As if to clear the stage for new and less narrowly aristocratic movements, the brief period from 1852 to 1858 claimed the lives of a host of gifted figures of the Nicholaevan age: Nadezhdin, Chaadaev, Granovsky, Gogol, Ivanov, Aksakov, and Kireevsky. None of these were old men; but they had burnt themselves out like those who had died even earlier and at much younger ages: Venevitinov, Pushkin, Stankevich, Lermontov, and Belinsky. Out of their collective effort had come an art that was truly national and rich in prophetic overtones. Khomiakov, who was himself to die in i860, wrote the epitaph for this chapter of Russian culture in a letter of 1858 on the occasion of Ivanov's death:

He was in painting what Gogol was in writing and Kireevsky in philosophy. Such people do not live long, and that is not accidental. To explain their death it is not enough to say that the air of the Neva hangs heavy or that cholera enjoys honorary citizenship in Petersburg . . . another cause leads these laborers prematurely to the grave. Their work is not mere personal labor. . . . These are powerful and rich personalities who lie ill not just for themselves; but in whom we Russians, all of us, are compressed by the burden of our strange historical development.123

The Missing Madonna

The waning of classical form in art and life was one of the many fateful results of the reign of Nicholas I. His official ideologists-Uvarov and Pletnev-had found the literary heritage of classical antiquity largely

incompatible with the new doctrine of official nationality. The continued loyalty of the aristocratic intellectuals to the distant world of classical antiquity and the neo-classical Renaissance became a sign of their estrangement from official ideology.
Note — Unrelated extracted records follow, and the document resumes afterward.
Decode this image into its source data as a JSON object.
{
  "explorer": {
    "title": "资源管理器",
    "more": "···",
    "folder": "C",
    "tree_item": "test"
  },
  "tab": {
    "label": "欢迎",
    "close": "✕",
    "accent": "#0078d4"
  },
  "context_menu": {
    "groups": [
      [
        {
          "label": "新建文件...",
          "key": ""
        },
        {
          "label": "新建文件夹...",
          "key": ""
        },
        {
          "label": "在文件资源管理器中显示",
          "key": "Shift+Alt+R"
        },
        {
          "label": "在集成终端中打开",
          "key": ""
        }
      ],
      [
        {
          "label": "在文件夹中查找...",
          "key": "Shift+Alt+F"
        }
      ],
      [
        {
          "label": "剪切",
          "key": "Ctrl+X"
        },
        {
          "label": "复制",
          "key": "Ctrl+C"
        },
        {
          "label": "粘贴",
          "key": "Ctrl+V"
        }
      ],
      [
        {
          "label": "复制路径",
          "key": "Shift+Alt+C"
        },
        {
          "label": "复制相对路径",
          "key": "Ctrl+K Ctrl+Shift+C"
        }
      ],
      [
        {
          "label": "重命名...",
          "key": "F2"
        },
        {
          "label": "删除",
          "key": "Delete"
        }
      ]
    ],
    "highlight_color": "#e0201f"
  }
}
The most gifted creative figures of the late Nicholaevan period- Gogol, Ivanov, and Tiutchev-had gone to Rome in hopes of forging some kind of link between the awakening culture of Russia and classical antiquity. Slavophiles sought these links no less than Westernizers; Shevyrev's lectures did much to introduce Russia to the wonders of classical literature. Herzen called his oath to avenge the Decembrists "Hanniballic." Catherine was the "Semiramis" and St. Petersburg the "Palmyra of the North." Most masonic lodges bore names from classical mythology, and there was an abundance of classical statuary, Latin and Greek anthologies, and classical captions and titles. A century of aristocratic poetry was in a sense framed by the figure of Homer. The first poem to enjoy real popularity was Fenelon's continuation of the Odyssey, TeMmaque, and the first important Russian epic poet, Kheraskov, was known as "the Russian Homer." The most eagerly awaited poetic accomplishment in the late years of Nicholas* reign (after the death of Pushkin and Lermontov) was Zhukovsky's translation of the Odyssey. Both Skovoroda and Kireevsky were called "the Russian Socrates" by their followers.